Una cascada es uno de los fenómenos más espectaculares que podés encontrar en la naturaleza, se trata de accidentes geográficos producidos por la existencia de un notable desnivel en el cauce de un río y que, por la gravedad, provoca que el agua caiga verticalmente. Si pensás visitar alguna de estas maravillas, en este apartado encontrarás información sobre cómo se forman las Cataratas de Iguazú.  

Las cascadas, llamadas también cataratas cuando arrastran un gran volumen de agua, se generan por la erosión de las rocas por donde circula la corriente –normalmente en el cauce alto de un río–, pero también pueden tener su origen en glaciares, volcanes, terremotos, sismos u otros movimientos fuertes de tierras.

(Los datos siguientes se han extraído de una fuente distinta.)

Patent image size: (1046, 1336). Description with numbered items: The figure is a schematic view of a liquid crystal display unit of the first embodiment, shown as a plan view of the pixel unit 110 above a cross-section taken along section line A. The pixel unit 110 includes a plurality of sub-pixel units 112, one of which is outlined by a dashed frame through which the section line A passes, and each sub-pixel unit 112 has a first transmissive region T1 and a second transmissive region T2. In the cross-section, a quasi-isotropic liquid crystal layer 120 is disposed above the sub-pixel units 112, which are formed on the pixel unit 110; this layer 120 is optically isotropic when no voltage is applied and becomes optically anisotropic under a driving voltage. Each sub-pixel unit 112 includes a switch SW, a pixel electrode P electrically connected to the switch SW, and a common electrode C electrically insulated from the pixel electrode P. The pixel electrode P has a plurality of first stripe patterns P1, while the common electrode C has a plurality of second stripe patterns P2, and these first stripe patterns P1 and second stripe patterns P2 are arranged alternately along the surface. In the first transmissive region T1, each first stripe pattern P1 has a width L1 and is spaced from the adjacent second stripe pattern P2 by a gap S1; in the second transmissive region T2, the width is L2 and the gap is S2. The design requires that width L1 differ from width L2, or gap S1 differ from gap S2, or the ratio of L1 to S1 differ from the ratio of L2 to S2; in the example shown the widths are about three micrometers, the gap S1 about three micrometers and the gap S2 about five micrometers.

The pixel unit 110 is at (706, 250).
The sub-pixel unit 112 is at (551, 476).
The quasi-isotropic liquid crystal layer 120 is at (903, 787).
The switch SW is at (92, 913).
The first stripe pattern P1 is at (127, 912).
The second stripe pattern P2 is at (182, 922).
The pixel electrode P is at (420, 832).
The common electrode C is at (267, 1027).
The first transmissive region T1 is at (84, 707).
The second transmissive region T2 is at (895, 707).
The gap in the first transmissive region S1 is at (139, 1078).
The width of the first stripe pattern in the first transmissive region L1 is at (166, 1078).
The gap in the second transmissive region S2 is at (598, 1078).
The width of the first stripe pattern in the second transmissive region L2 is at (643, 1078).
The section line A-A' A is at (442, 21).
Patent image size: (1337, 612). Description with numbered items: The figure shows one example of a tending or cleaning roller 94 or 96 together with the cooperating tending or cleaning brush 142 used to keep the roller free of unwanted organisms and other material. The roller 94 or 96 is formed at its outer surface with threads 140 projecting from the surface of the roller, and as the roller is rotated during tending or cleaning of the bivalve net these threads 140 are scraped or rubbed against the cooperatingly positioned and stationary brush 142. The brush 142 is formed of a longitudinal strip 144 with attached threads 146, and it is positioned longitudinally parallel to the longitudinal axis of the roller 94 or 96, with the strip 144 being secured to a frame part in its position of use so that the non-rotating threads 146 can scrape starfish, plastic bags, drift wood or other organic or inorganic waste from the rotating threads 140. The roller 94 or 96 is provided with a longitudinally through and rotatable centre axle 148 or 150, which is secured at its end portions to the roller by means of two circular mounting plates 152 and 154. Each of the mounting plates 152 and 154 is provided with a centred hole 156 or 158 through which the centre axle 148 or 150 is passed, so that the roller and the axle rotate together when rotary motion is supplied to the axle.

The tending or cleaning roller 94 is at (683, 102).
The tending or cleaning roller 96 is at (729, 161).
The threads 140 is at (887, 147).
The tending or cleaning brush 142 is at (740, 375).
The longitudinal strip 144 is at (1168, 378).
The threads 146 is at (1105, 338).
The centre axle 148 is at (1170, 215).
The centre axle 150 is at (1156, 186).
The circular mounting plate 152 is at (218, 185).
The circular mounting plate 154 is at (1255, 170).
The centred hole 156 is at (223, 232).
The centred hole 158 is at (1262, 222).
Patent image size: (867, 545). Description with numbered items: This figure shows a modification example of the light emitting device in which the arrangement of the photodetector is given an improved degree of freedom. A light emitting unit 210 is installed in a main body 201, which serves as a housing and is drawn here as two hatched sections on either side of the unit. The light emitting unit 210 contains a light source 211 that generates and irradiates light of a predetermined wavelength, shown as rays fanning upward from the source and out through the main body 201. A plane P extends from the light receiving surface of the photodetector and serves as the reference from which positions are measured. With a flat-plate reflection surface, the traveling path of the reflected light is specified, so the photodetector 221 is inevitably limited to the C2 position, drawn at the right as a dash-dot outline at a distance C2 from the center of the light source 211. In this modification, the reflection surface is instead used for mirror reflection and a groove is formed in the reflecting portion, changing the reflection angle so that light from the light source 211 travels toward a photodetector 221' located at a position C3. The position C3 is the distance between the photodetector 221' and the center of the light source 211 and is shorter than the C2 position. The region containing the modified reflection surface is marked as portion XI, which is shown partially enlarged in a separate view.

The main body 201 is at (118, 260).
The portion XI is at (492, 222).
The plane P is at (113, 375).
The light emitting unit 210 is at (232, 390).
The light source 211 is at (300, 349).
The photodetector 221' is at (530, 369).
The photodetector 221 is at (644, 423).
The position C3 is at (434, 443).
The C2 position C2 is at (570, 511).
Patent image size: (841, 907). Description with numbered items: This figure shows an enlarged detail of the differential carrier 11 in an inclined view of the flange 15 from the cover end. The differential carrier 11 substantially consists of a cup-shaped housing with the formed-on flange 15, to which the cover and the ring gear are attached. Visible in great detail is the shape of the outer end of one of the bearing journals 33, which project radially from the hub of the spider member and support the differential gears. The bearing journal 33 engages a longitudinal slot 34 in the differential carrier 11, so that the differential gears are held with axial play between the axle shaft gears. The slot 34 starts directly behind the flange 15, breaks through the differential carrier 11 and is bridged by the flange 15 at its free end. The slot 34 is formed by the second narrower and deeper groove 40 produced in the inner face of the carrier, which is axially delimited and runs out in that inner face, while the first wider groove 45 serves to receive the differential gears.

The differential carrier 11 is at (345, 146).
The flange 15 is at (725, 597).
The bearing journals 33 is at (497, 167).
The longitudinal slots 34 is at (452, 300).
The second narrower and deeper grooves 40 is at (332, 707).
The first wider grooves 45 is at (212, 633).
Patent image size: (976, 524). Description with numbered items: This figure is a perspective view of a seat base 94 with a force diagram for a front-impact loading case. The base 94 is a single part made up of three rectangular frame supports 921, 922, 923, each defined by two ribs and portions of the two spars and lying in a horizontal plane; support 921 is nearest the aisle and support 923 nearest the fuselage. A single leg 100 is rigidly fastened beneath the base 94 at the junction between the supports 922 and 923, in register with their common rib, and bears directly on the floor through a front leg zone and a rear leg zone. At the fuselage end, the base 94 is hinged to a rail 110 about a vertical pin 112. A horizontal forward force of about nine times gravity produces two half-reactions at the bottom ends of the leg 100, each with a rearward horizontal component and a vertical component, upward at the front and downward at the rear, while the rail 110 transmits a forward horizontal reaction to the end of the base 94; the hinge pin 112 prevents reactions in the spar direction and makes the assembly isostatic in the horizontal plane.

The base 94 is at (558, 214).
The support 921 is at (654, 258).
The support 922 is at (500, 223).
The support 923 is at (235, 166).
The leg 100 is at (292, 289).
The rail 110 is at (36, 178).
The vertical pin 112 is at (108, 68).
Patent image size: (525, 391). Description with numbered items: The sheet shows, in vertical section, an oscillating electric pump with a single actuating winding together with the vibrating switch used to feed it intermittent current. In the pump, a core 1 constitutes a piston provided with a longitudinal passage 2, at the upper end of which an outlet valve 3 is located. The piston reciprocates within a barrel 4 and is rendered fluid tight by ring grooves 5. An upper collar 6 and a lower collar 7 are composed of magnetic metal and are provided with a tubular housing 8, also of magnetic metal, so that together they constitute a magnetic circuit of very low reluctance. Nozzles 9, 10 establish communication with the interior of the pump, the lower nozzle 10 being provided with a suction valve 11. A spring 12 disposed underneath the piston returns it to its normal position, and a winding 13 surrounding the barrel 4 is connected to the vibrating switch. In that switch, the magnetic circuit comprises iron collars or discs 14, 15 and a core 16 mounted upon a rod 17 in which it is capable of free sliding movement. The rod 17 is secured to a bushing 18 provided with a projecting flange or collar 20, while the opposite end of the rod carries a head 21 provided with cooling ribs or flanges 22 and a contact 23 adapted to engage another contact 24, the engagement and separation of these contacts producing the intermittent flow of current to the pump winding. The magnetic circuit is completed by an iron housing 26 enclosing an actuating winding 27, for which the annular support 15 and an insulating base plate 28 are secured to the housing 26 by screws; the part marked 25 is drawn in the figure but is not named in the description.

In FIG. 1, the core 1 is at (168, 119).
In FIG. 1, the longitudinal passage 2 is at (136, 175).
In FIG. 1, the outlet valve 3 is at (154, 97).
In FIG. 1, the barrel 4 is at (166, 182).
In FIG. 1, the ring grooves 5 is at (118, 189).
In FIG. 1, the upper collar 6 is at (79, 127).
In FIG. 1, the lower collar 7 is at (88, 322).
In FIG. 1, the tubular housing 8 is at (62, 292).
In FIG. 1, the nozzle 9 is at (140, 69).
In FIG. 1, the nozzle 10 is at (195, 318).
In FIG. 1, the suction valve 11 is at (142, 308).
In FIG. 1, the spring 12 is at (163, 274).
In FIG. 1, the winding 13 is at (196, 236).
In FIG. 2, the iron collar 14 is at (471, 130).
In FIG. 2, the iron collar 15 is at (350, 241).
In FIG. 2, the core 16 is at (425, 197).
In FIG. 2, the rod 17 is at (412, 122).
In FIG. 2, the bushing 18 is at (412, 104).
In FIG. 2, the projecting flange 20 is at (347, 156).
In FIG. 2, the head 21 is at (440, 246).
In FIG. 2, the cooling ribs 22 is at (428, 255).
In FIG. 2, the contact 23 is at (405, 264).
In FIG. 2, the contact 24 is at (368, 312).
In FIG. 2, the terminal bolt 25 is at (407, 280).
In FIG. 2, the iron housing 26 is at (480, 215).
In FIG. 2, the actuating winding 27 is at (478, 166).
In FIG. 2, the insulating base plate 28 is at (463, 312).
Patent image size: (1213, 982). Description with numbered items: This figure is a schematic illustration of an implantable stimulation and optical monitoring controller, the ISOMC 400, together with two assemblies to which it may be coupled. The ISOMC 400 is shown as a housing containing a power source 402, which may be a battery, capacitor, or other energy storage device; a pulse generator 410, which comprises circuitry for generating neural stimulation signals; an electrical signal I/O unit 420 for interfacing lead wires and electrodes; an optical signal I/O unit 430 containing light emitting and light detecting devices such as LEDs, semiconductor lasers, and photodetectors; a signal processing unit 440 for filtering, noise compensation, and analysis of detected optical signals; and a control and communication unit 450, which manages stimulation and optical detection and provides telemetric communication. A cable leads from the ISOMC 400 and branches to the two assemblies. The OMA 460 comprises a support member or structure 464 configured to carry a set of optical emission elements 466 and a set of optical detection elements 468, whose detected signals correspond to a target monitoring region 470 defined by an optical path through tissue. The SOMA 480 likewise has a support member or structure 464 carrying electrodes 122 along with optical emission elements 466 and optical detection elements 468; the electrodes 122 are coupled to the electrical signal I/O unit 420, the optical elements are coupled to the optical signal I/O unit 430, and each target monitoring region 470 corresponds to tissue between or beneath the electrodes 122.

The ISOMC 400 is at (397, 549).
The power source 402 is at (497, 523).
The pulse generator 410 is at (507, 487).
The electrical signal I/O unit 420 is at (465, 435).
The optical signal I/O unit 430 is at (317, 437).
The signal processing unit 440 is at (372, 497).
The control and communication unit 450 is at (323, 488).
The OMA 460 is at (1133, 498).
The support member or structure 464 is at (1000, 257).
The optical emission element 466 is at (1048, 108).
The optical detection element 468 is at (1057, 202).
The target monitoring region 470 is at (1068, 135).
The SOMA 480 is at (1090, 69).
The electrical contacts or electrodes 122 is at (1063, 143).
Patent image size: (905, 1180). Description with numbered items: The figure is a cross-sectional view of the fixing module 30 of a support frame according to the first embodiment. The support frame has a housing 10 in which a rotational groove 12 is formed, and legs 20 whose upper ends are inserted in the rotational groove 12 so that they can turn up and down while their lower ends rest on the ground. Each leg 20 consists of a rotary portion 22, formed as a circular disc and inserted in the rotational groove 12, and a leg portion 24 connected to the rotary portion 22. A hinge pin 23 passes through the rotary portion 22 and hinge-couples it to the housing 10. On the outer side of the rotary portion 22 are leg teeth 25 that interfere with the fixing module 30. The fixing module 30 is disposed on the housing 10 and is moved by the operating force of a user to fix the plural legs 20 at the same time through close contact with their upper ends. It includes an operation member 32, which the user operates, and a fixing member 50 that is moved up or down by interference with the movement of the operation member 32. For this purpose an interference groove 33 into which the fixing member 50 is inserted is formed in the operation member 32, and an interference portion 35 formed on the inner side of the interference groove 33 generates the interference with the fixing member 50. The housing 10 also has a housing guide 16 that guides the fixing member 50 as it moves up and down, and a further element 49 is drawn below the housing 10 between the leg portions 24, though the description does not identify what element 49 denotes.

Para clasificar estas caídas de agua, los expertos toman en cuenta características como el ancho o caudal, la altura, así como la forma que adopta el manantial en su caída que puede ser en línea recta, en abanico, dando saltos en las rocas, entre otras.

Cómo se forman las cataratas de Iguazú

Las Cataratas del Iguazú se formaron hace cerca 200 mil años a partir de una falla geológica, en el macizo de Brasilia, que generó un desnivel en el cauce del río Paraná lo que, a su vez, ocasionó que la desembocadura del río Iguazú se convirtiera en una inmensa cascada.

Este gran movimiento telúrico  dio origen a los más de 270 saltos de las famosas cataratas, de los cuales el más grande es la llamada Garganta del Diablo. Además, debido a la apertura del Océano Atlántico, se produjo una sucesión de filtración de lavas, por las erupciones volcánicas, que cubrió una extensa superficie en esta región. La actividad tectónica produjo que los ríos discurrieran hacia el interior del continente en lugar de hacia al océano Atlántico. La formación de los saltos se debe al efecto erosivo del inmenso río.

El río Iguazú                          

Desde sus nacientes en la cumbre de la Serra do Mar, Brasil, el río Iguazú fluye en un recorrido de 500 kilómetros recibiendo agua de sus varios afluentes. En su cauce superior, posee un ancho de entre 500 y 1.500 metros.

Próximo a la caída de las aguas, este cauce es subdividido por numerosas islas e islotes que originan una especie de brazos del río los que al llegar al desnivel de 74 metros de altura, crean los saltos cuyo número varía según el caudal de agua.

Un millón y medio de litros

El conjunto de los saltos de las Cataratas del Iguazú alcanza una longitud de 2.700 metros, de los cuales 2.000 se hallan en el lado argentino del río, en el parque nacional Iguazú. Por este espectáculo se desploman más de un millón y medio de litros de agua por segundo motivo por el cual en lengua indígena tupí-guaraní se las designó como Iguazú, que significa “Agua grande”.

Es interesante saber que ha habido casos en los que estas caídas han estado secas, como en el año 1987, o con asombroso incremento de su caudal, como entre 1982-1983, a raíz del fenómeno El Niño, en donde se registraron hasta 27 millones de litros de agua por segundo.